My religion is not primarily about books or beliefs, in the end.  Books and beliefs for me are just tools, means to enable a kind of existence that is bigger than they are, that includes more things.  I need some connection to people, people who don't live on the other side of the world (or in an office building I can never visit in Salt Lake City).  I need some connection to the non-human environment around me that I can believe in (as I cannot believe in the gods I meet in the Old and New Testaments, the way these are commonly interpreted).  I need friends, nature, and service. 

The Bible does not offer me any of that.  In fact, it seems to take that away, when churches founded around it want to spend all their time talking about the Bible, instead of living what I see as a holy life.  I understand Jesus differently today than I once did.  I think his message was likely a bit different from what many people seem to think.  He did not write anything.  He did not command people to write.  He came to fulfil the Law: so why are we still reading it?  The Old Testament is done, gone, a curio--no different to Christ, in my mind, than the Epic of Gilgamesh.  The New Testament is not really much better: somewhere in the midst of miracle tales, sectarian rants, and pseudo-philosophical speculation (not to mention the straight-up insanity known as the Book of Revelation: that is some strong opium there, maybe LSD), the basic Christian message of universal love and political renunciation ("my kingdom is not of this world") gets buried and lost, so lost that hardly anyone finds it (especially not the people who spend their entire lives bloviating about the secret meaning of the impossible riddles we find in Isaiah, Daniel, Ezekiel, or the Book of Revelation).

I know you love the Bible.  It allows you to build a coherent life, one in which you get some kind of regular access to whatever it is that you need to be a good person (relating well to God, to yourself, and to the rest of us).  That is great.  Not all of us can have that the same way.  I don't want to take your life away and replace it with mine.  I am not sure that reading the Daodejing would improve your life.  I don't know precisely what it is that you need to live well.  I leave the negotiation of that problem to you and God (without any definitive idea myself of what that means: deity is a mystery for me, a mystery that people don't understand--especially not when they think it is clearly visible in some book like the Bible).  I rejoice when you are happy in your religion.  I am sad when you are sad.  I am here to help you in any way I can.
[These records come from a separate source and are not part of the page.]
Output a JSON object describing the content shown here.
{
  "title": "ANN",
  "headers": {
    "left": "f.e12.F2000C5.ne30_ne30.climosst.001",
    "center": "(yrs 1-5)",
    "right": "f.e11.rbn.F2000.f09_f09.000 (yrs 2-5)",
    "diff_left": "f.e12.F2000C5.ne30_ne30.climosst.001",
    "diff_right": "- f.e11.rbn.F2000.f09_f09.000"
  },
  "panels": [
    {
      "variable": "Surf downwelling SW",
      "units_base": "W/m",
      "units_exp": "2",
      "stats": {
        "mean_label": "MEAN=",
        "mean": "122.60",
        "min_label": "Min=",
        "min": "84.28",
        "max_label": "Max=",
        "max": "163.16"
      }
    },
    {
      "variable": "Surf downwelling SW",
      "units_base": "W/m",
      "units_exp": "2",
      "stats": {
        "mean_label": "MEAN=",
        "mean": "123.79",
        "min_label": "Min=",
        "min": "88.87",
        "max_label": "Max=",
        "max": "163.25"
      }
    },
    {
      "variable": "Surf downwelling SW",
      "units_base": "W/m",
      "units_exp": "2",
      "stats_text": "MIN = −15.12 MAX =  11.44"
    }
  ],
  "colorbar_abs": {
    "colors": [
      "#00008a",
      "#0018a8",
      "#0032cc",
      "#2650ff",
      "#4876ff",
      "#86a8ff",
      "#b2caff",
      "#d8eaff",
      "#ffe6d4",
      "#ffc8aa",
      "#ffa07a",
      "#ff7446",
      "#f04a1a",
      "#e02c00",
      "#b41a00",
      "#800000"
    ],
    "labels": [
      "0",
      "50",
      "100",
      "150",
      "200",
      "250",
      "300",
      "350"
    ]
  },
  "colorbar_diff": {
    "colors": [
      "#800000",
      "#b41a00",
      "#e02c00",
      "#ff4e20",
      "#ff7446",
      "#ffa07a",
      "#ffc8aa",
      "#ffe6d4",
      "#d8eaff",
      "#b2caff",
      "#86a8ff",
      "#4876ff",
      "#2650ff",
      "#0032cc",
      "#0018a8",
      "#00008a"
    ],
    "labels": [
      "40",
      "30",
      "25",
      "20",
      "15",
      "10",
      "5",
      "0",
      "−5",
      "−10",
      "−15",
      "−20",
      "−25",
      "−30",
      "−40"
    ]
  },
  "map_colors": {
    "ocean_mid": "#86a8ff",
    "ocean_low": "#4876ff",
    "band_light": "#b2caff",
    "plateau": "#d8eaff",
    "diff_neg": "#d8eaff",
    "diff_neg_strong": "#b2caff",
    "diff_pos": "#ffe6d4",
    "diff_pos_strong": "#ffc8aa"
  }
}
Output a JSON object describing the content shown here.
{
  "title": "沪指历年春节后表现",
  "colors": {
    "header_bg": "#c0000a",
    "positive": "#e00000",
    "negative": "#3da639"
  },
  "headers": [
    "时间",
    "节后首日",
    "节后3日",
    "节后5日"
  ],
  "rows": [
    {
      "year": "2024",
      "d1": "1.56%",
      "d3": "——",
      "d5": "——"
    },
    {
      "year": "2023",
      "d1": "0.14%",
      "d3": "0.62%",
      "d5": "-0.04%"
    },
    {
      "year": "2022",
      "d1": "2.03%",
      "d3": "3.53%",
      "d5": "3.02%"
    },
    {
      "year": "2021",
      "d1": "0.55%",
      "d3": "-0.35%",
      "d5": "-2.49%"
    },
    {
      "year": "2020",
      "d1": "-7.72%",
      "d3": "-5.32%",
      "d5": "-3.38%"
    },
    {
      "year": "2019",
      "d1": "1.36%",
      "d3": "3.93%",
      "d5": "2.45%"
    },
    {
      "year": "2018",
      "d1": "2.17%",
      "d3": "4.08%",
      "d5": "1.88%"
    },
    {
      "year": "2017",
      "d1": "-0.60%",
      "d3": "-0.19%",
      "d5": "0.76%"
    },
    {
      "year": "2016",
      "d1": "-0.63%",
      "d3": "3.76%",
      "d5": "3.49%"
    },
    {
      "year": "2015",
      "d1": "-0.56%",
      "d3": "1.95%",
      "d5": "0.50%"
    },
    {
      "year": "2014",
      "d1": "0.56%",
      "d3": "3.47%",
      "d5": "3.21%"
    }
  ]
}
But I cannot share your faith anymore than I can share your mind or body.  We are not the same--similar though we might be, much as we might share (in terms of inheritance, of culture, of history and experience). 

If I were to identify myself as a practising Christian, a thing which could happen, I would not make the Bible central to my Christianity.  What appeals to me in Christianity is not the Bible, but the renunciation of attachment--to the world and its ideas, including all the worldly ideas in the Bible (which is a very worldly book, in my experience, one that includes reading many books).  I could see myself becoming some kind of Orthodox (probably not Catholic) hermit, monk, or recluse--retiring from life to pray, sing, and grow a nice garden someplace remote, with a cave or cell I might inhabit peacefully (with or without a Bible: I don't particularly care).  At this point in my life, this option is not really a good one.  I have a family to look after, and the Christian traditions that surround me are not really friendly to contemplative approaches that eschew theology.  Instead, everyone wants to debate the Bible, to establish orthodoxy, to get the sacraments right, to make the kingdom of heaven come down to earth so that we can all see it the same way, in the same things.  I really dislike this vision of religion, of Christianity.  It is not my religion.  It really never was, not even when I was a good Mormon.  I did not want to impose faith on people; I was not interested in convincing or converting folks against their will.  I just wanted to understand myself better, myself and the mystery I know as God.  That is all I have ever wanted.  I am still pursuing my quest; I have just left behind the conviction that it must lead me to active affiliation with religion that is not mine--with life whose integrity I cannot know and embody for myself. 

We don't all react the same way to the same opium.  When the truth sets us free, we don't all use our freedom the same way, to do the same things.  This too is part of the mystery we call God.